ICE importing cartel members?

Washington Post:

José Daniel González was living the sweet life in America. He bought the $365,000 two-story Mediterranean with the tile roof and swimming pool. He started a trucking company, was raising a family. But on a Friday night in May, he was executed in his front yard -- eight shots, tight pattern, close range.

According to police detectives, González knew the man who ordered his killing. He also knew the man who stood on his lawn and watched him die. These things are often personal, especially among high-level drug traffickers.

A gangland-style slaying is no big news across the river in Ciudad Juarez, the bloodiest city in Mexico, where more than 1,300 people have been killed in 2009, and only a handful of cases have been solved despite the presence of 10,000 soldiers and federal police officers in President Felipe Calderón's war on drug cartels.

But in El Paso, where local leaders boast how safe their city is and the 12 homicides this year have almost all been solved, the González slaying was as disturbing as it was sensational. For people here, the blood splashed on a pretty American street was a jarring sign that Mexico's drug violence is spilling across the border into U.S. suburbia.

Most unsettling for many, especially El Paso police officials, was that both González and the man accused of ordering his killing turned out to be ranking drug traffickers from the notorious Juarez cartel, as well as informers for the U.S. government.

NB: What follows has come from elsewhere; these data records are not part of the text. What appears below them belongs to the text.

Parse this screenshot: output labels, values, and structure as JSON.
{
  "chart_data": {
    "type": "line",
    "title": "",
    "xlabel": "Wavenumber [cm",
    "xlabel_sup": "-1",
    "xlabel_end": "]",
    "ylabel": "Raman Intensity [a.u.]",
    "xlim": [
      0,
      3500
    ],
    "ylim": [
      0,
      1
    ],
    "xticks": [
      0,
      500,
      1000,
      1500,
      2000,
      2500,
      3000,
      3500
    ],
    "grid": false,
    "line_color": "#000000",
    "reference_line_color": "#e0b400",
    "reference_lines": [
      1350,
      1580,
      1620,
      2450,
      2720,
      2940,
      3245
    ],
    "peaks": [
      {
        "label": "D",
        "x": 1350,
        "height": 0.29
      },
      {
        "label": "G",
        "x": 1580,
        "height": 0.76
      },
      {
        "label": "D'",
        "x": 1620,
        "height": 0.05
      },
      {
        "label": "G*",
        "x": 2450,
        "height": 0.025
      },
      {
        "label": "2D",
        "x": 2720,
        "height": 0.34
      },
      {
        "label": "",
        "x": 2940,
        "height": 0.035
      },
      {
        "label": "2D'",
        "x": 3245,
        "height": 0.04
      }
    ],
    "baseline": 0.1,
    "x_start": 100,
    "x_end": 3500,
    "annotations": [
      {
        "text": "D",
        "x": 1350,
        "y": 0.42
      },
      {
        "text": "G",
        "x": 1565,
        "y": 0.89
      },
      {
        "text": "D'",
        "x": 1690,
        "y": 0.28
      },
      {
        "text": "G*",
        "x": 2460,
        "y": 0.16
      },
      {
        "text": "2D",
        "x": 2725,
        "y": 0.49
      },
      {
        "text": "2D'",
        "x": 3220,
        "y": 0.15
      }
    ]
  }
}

"So this is how these people end up in our country," said El Paso police Lt. Alfred Lowe, the lead homicide detective and 29-year veteran whose team made the arrests in the González case. "We bring them here."

As a spectacular wave of drug violence washes over Mexico, the Obama administration, the U.S. Congress and leaders in the southwest states are spending billions of dollars and massing thousands of agents to keep the chaos from crossing the border. But in order to fight the drug traffickers, federal anti-narcotics agents have brought Mexican cartel members north of the border, to use them to gather intelligence and build cases.

That has also led to friction between U.S. law enforcement agencies. El Paso Police Chief Greg Allen, who lives close to the González home and heard the shots the night of the slaying, said he has complained to federal counterparts about a lack of cooperation and information sharing. Allen told reporters he raised those complaints in meetings with the Immigration and Customs Enforcement agency, known as ICE, which, according to police and charging documents, arranged for González's visa to live in the United States.

Lowe said ICE agents were uncooperative during the investigation, misleading El Paso officers by failing to provide accurate names, photographs of suspects and timely intelligence that might have helped solve the homicide more quickly.

...


ICE's refusal to explain its actions probably raises more suspicions with local police. It will probably also have a negative effect on public perception of the agency at a time when it needs all the support it can find. Many people will have concerns about an agency that is supposed to fight illegal immigration importing illegals.

Perhaps they are getting information on the Mexican criminal insurgency's rat lines into the US, but so far I have seen little evidence that such information is leading to detection and arrests of those involved, but perhaps that is what the shooting was all about.